One of our summer interns has stayed on during the school year to work some weekends on special assignments. This past weekend, her assignment was to draft, and try out, procedures for scanning all incoming regular mail including the envelopes. This is a new effort for us because previous mail handling was done by another organization.
Most of our incoming mail is from other businesses that create printed address labels. Many of these labels also have a type of bar code below the address. Is there a Linux utility or standard application that will read and translate these codes.
Thanks.
On Tue, 30 Oct 2018, Chris Olson via CentOS wrote:
One of our summer interns has stayed on during the school year to work some weekends on special assignments. This past weekend, her assignment was to draft, and try out, procedures for scanning all incoming regular mail including the envelopes. This is a new effort for us because previous mail handling was done by another organization.

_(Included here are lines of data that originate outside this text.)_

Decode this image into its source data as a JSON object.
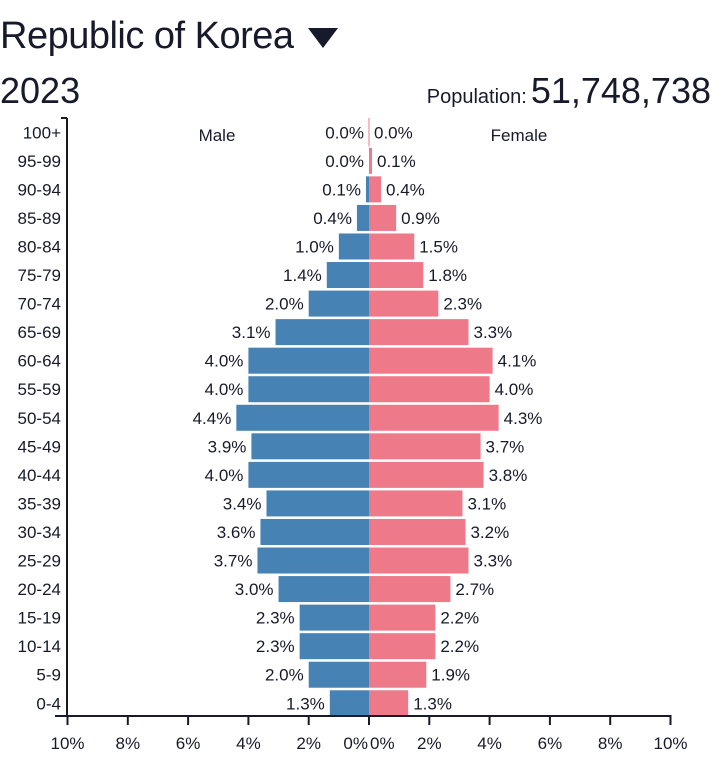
{
  "header": {
    "country": "Republic of Korea",
    "year": "2023",
    "population_label": "Population:",
    "population": "51,748,738"
  },
  "colors": {
    "male": "#4682b4",
    "female": "#ee7989",
    "axis": "#161a2b"
  },
  "chart_data": {
    "type": "bar",
    "orientation": "horizontal-pyramid",
    "categories": [
      "100+",
      "95-99",
      "90-94",
      "85-89",
      "80-84",
      "75-79",
      "70-74",
      "65-69",
      "60-64",
      "55-59",
      "50-54",
      "45-49",
      "40-44",
      "35-39",
      "30-34",
      "25-29",
      "20-24",
      "15-19",
      "10-14",
      "5-9",
      "0-4"
    ],
    "series": [
      {
        "name": "Male",
        "values": [
          0.0,
          0.0,
          0.1,
          0.4,
          1.0,
          1.4,
          2.0,
          3.1,
          4.0,
          4.0,
          4.4,
          3.9,
          4.0,
          3.4,
          3.6,
          3.7,
          3.0,
          2.3,
          2.3,
          2.0,
          1.3
        ]
      },
      {
        "name": "Female",
        "values": [
          0.0,
          0.1,
          0.4,
          0.9,
          1.5,
          1.8,
          2.3,
          3.3,
          4.1,
          4.0,
          4.3,
          3.7,
          3.8,
          3.1,
          3.2,
          3.3,
          2.7,
          2.2,
          2.2,
          1.9,
          1.3
        ]
      }
    ],
    "xlim": [
      -10,
      10
    ],
    "xticks": [
      "10%",
      "8%",
      "6%",
      "4%",
      "2%",
      "0%",
      "0%",
      "2%",
      "4%",
      "6%",
      "8%",
      "10%"
    ],
    "xtick_values": [
      -10,
      -8,
      -6,
      -4,
      -2,
      0,
      0,
      2,
      4,
      6,
      8,
      10
    ],
    "unit": "%"
  }
}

Most of our incoming mail is from other businesses that create printed address labels.? Many of these labels also have a type of bar code below the address.? Is there a Linux utility or standard application that will read and translate these codes.
Google for "Intelligent Mail Barcode" Here is one link: https://postalpro.usps.com/mailing/intelligent-mail-barcode but there are many others. IIRC the postal service even publishes the specs so you can build your own software.

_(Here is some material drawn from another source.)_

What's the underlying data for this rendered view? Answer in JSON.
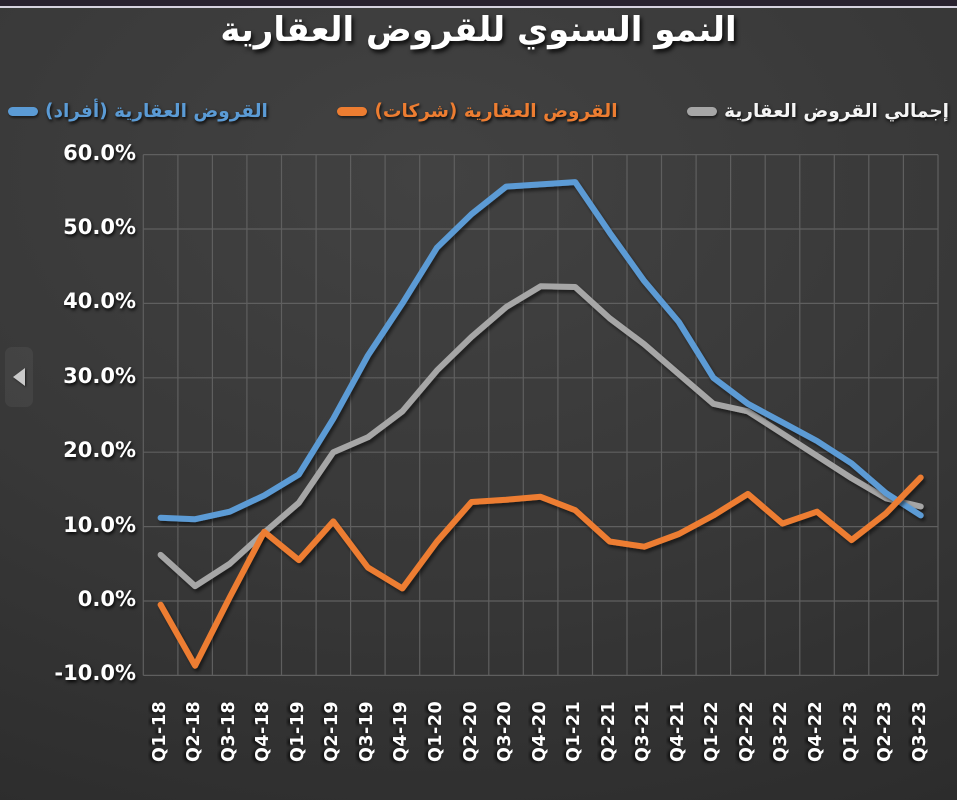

Handling bulk mail is way more complex than most people realize. Decoding the Intelligent Mail Barcode is trivial but it might not be as useful as you think. It is mostly meant the USPS to route mail and to provide information to the sender about how much of their mail got delivered and what got returned.
For example, if you track your bulk mail that you send, and a piece gets returned you can simply scan the bar code and compare against your db to know what got returned without even opening the envelope.